Many solutions exist to greatly reduce the overheads due to interrupt handlers, like interrupt coalescing and other optimizations available on Linux through New API (NAPI) [21], including hybrid interrupt-handling techniques that switch dynamically between interrupt disabling-enabling (DE) and polling (NAPI) depending on the actual traffic on the line [20].
Comparisons among Remote Direct Memory Access (RDMA) [15], DPDK and traditional sockets already exist [5], mainly focusing on the achievable minimum round-trip latencies between two different machines. These works show how both RDMA and DPDK can outperform sockets, achieving much smaller latencies for small UDP packets, at the cost of forcing applications to operate in poll mode, leading unavoidably to high CPU utilizations. Also, authors point out that DPDK can actually be used in combination with interrupts, saving energy, but before sending or receiving packets the program must switch back to polling mode. This reduces CPU utilization during idle times, at the cost of a greater latency when interrupts must be disabled to revert to polling mode, when the first packet of a burst is received.

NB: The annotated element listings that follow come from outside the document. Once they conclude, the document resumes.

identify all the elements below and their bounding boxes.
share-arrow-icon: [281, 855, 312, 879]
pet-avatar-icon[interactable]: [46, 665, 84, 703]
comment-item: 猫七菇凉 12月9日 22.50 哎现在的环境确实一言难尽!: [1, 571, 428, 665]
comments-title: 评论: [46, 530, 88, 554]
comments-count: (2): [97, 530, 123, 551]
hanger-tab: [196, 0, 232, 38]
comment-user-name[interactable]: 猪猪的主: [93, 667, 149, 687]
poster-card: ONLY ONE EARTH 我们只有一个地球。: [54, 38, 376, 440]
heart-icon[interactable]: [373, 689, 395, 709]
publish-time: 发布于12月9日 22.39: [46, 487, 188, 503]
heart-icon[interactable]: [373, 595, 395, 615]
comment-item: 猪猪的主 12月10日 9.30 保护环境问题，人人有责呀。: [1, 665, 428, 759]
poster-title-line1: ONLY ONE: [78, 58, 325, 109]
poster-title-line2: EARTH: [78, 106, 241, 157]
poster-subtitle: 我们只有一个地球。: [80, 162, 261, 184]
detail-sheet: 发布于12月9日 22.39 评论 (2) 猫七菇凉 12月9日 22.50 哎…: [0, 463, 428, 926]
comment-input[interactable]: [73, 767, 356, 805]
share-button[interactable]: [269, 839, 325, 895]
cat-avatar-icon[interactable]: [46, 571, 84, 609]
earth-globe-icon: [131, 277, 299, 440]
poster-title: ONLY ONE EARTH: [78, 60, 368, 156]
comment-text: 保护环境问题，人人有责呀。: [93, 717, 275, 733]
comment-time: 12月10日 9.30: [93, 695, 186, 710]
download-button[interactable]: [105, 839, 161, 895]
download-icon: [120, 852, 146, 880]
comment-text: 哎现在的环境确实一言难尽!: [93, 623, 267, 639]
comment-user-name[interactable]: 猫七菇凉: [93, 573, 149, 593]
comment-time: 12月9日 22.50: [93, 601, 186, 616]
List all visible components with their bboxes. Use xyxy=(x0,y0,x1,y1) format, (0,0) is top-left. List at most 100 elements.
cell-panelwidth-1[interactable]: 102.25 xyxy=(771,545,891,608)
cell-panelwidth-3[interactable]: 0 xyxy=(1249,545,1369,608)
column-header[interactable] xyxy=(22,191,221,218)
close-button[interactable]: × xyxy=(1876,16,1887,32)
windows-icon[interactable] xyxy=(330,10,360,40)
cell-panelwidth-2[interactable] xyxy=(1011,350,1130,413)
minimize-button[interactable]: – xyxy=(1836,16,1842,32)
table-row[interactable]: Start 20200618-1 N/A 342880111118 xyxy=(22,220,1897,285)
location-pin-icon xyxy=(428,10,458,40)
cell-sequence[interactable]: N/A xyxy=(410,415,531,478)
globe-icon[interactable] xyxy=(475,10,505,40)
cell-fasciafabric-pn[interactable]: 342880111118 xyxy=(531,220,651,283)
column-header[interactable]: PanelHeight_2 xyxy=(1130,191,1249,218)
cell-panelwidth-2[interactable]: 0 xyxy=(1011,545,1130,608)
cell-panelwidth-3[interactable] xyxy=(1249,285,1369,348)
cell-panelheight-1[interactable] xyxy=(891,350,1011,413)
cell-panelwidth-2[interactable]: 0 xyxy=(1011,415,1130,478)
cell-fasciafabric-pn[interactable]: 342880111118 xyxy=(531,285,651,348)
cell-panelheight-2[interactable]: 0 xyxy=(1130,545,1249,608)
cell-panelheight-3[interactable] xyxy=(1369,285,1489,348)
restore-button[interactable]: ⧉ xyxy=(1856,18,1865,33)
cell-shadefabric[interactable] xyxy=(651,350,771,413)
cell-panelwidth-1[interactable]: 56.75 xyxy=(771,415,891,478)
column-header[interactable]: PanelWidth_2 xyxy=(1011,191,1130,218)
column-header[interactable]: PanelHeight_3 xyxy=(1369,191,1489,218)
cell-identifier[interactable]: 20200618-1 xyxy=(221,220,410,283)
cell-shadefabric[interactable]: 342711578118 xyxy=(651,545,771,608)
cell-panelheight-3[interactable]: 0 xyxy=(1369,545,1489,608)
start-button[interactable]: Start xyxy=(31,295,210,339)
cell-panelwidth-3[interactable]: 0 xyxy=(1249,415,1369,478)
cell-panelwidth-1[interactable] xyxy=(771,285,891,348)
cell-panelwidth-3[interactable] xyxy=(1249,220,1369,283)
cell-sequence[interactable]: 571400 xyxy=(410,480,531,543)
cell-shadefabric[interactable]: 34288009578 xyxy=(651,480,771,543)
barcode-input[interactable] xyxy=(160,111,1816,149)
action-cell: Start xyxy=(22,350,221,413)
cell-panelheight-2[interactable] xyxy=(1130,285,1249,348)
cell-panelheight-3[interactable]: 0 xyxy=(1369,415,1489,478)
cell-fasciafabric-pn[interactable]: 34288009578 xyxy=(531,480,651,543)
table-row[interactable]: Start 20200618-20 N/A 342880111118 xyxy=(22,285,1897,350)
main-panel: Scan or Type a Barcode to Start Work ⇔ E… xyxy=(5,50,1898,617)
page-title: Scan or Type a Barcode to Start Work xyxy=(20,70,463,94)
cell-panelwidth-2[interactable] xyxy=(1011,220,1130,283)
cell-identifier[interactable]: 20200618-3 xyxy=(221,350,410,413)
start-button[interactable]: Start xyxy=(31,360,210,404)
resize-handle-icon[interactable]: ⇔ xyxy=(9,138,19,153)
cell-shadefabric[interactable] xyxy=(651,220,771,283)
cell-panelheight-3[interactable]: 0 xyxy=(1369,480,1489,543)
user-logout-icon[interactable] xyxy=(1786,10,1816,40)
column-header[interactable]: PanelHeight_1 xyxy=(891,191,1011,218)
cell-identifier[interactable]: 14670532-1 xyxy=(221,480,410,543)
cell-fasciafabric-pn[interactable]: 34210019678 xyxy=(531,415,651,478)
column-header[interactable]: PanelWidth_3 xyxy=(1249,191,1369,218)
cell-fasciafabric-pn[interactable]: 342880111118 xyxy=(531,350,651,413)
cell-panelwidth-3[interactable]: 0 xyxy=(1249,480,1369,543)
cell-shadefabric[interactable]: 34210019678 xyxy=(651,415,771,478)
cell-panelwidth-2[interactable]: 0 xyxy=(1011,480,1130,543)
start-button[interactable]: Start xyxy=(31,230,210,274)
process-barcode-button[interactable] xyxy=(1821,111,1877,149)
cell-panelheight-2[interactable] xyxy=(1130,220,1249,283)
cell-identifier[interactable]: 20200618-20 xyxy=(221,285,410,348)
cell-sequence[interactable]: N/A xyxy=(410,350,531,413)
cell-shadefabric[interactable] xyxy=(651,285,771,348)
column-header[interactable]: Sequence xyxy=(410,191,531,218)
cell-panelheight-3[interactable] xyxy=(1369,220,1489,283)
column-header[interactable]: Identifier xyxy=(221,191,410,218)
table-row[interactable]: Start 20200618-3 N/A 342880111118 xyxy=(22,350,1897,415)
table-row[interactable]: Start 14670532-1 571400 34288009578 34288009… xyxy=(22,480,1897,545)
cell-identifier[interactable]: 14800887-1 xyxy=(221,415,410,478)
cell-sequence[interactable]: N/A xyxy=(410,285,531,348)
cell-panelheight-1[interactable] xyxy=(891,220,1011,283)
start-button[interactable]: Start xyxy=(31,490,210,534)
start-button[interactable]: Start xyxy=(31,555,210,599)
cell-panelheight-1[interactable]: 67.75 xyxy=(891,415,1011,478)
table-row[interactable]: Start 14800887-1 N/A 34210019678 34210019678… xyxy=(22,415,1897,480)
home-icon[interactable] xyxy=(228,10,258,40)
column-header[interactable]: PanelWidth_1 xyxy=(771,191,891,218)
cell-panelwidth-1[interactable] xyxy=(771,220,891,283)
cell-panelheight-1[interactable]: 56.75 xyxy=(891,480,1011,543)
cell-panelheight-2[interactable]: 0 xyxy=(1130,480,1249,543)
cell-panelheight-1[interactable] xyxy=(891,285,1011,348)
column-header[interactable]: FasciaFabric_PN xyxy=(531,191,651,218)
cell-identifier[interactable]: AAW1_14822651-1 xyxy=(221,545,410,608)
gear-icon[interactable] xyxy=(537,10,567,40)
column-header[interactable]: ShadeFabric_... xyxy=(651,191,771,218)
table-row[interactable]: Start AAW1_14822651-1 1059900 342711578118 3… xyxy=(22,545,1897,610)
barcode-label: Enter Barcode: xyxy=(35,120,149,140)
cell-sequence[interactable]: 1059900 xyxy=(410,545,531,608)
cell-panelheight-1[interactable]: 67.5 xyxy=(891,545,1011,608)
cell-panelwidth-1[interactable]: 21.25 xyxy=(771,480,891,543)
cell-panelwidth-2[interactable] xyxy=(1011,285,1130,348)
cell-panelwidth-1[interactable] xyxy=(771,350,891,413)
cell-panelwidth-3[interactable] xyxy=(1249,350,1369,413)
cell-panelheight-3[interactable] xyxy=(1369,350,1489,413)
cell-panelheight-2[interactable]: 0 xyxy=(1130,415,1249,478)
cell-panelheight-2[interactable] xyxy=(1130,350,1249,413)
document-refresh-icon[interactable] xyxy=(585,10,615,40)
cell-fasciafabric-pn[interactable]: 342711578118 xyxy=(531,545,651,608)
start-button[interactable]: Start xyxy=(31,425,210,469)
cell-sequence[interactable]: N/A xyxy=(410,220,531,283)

Another survey among common networking set-ups for high-performance NFV exists [8], accompanied by a quantitative comparison addressing throughput and CPU utilization of SR-IOV, Snabb, OVS with DPDK and Netmap [16]. Authors highlight how the different solutions have remarkable differences in security and usability, and they show that, for local VM to VM communications, Netmap is capable of reaching up to 27 Mpps (when running on a 4GHz CPU), overcoming SR-IOV due to its limited internal switch bandwidth that becomes a bottleneck. While in this paper we provide a thorough performance analysis for many of the networking solutions described in that work, some of them have not been included; in particular, we did not evaluate NetVM [6] and Netmap (along with its associated virtual switch, VALE [17]), because our focus has been here on solutions commonly adopted in current NFV industrial practice. However, their inclusion in the comparison is among our planned future work.
In another interesting work [14], VPP, OVS and SR-IOV are compared with respect to scalability in the number of VMs on a single host. Other works exist in the area, but a complete state of the art review is out of the scope of this paper.
Differently from the above mentioned works that mostly deal with networking performance for virtual machines, in this paper we focused on industrially viable solutions for high-performance networking for Linux containers. Also, this paper extends our preliminary work [24], where a very basic comparison among communication techniques for co-located Linux containers was done, with a strong focus on motivational arguments for the research in the context of NFV.
5 Conclusions and Future Work
In this paper, we compared various switching technologies for inter-container communications, with a focus on high-performance and poll-based APIs employing batch-based packet processing in user-space. In our experimentation, the best performance has been achieved by SR-IOV, followed by Snabb, among DPDK based virtual switching solutions. These all outperform what is achievable with traditional socket-based APIs and a Linux virtual bridge.
In the future, we plan to extend the evaluation by: considering also the latency dimension, along with the throughput one considered in this work; comparing the various solutions when transmitting through a real network, in addition to the local communications considered here; considering additional works in the comparison, such as Netmap, VALE and NetVM; and finally evaluating how the various solutions impact the performance of a realistic NFV use-case, in addition to the low-level benchmark considered so far.